A joint investigation by the Greater Manchester Police alongside the Health and Safety Executive (HSE) looked into the circumstances surrounding Edge’s death.
It was heard in court how MA Excavations Ltd, contracted out the work to brothers Christopher and Robert ‘James’ Brown, directors at SR and RJ Brown Limited.
Mark Aspin, director at MA Excavations Ltd said he believed the Browns were ‘competent’ and could complete the job safely, but the court heard he did not check their qualifications.
Manchester Evening News reported that Robert ‘James’ Brown composed a ‘grossly inadequate’ risk assessment before the job which he did not show to anyone. After the accident, he then typed up another risk assessment, which should have been done beforehand.
Peter Heap, 34, who had been working alongside Edge was asked by Christopher Brown, 25, to go home and collect harnesses to make it look like the accident was Edge’s fault, because he had not worn safety equipment.
SR and RJ Brown Limited, of which brothers Christopher and Robert Brown are directors, was fined £300,000 at Manchester Crown Court after admitting corporate manslaughter.
Christopher Brown and Robert Brown pleaded guilty to perverting the course of justice and two counts of health and safety breaches. They were jailed for 20 months. A count of manslaughter for the brothers is to lie on file.

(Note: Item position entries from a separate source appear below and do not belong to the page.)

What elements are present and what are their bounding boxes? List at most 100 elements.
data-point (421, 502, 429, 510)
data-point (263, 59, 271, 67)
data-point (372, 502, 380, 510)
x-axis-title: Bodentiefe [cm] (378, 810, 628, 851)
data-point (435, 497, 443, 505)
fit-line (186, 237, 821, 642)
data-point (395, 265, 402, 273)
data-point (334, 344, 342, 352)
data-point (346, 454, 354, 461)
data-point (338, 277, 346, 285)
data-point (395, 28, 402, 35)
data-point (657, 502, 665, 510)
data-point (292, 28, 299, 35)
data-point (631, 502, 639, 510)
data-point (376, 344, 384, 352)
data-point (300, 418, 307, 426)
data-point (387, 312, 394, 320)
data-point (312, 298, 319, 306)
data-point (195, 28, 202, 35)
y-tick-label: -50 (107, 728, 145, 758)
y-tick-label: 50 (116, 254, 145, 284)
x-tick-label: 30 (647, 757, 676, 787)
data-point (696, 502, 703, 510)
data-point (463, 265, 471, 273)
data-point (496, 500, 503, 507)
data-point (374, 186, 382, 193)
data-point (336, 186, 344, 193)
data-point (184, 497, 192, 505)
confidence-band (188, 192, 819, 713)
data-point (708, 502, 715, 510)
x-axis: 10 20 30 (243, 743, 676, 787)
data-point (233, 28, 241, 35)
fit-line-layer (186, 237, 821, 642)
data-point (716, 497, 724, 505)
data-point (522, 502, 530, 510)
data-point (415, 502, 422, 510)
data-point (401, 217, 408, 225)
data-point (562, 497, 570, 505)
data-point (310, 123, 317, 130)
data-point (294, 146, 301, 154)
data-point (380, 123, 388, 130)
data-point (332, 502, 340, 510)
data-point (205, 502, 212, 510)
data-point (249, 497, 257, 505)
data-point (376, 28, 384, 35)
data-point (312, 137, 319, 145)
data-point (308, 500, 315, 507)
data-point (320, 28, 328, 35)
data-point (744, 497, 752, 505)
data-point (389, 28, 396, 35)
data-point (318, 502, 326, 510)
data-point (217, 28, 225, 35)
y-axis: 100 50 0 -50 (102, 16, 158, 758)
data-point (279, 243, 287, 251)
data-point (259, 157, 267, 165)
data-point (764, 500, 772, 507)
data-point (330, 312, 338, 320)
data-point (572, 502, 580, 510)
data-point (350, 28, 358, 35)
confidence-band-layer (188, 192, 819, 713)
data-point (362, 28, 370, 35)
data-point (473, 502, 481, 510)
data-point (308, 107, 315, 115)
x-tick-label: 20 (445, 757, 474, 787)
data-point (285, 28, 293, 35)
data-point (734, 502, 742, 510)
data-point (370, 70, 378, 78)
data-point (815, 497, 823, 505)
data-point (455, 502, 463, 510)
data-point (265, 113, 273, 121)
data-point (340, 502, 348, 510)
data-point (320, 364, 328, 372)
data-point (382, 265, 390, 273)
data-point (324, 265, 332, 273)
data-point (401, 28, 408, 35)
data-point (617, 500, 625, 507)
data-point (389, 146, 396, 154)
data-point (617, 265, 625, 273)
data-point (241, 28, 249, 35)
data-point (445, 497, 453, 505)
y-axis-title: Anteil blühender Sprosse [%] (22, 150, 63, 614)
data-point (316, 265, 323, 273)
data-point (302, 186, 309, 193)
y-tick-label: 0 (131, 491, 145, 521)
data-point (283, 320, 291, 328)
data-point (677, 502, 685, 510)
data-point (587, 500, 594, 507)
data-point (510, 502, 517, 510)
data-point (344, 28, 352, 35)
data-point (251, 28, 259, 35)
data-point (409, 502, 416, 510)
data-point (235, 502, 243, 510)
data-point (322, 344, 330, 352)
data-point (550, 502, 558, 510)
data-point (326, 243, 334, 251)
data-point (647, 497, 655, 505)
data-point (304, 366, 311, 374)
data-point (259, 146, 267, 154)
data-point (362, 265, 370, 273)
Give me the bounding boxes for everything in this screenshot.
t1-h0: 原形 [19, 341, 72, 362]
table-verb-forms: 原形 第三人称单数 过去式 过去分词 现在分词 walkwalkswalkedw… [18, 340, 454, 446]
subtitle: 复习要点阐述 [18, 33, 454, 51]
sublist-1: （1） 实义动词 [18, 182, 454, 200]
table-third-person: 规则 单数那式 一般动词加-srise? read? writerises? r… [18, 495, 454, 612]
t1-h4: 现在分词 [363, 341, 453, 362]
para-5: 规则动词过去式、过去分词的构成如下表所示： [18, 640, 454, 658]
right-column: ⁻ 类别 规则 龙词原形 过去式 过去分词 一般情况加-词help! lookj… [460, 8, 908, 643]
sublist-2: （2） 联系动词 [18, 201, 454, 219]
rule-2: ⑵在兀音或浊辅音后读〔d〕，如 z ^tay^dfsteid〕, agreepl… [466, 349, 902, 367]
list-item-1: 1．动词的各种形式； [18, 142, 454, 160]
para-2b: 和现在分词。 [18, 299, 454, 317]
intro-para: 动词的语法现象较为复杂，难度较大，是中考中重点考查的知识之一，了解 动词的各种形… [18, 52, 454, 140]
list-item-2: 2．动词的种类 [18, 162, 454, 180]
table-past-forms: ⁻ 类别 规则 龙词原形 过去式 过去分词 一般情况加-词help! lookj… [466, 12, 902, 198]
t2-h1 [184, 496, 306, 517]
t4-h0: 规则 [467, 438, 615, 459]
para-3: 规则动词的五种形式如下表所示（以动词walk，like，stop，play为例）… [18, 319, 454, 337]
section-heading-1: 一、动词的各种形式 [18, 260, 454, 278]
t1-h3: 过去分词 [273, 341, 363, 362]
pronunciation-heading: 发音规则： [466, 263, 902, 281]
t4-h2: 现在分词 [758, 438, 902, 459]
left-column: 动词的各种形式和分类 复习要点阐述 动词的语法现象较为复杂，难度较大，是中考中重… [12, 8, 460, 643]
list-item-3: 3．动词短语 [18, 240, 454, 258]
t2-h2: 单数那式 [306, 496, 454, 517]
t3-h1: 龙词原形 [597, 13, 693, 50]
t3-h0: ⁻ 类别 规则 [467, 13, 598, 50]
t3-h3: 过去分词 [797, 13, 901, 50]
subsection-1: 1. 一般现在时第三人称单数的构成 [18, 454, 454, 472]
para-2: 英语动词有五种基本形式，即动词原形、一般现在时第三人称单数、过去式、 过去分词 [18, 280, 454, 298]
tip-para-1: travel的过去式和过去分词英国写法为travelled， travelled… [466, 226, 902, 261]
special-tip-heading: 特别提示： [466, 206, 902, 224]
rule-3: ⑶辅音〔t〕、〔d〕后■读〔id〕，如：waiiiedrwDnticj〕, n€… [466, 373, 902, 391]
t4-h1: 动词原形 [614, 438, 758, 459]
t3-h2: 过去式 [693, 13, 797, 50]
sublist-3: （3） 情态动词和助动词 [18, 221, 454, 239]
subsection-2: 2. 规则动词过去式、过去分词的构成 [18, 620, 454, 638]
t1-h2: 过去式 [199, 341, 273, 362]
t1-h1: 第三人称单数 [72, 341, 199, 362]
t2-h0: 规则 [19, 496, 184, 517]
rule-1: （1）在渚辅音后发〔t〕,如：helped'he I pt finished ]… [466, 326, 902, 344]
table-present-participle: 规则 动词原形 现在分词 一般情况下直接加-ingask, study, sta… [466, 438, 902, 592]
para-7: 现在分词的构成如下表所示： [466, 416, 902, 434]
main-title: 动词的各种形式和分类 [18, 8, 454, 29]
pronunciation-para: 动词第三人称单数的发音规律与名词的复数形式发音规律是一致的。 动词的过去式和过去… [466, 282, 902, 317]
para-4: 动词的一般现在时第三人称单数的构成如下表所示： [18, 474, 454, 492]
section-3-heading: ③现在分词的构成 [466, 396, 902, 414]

Mark Aspin, 37, was sentenced to a year in jail after admitting health and safety offences. MA Excavations Ltd, of Garden Street, Ramsbottom, which contracted out the work – was fined £75,000 after pleading guilty to two health and safety breaches.
Employee Peter Heap, 34, was spared jail after he followed orders to bring safety harnesses to the site after his colleague had fallen to try to conceal what had happened. His four-month sentence for perverting the course of justice, which he had admitted, was suspended for two years.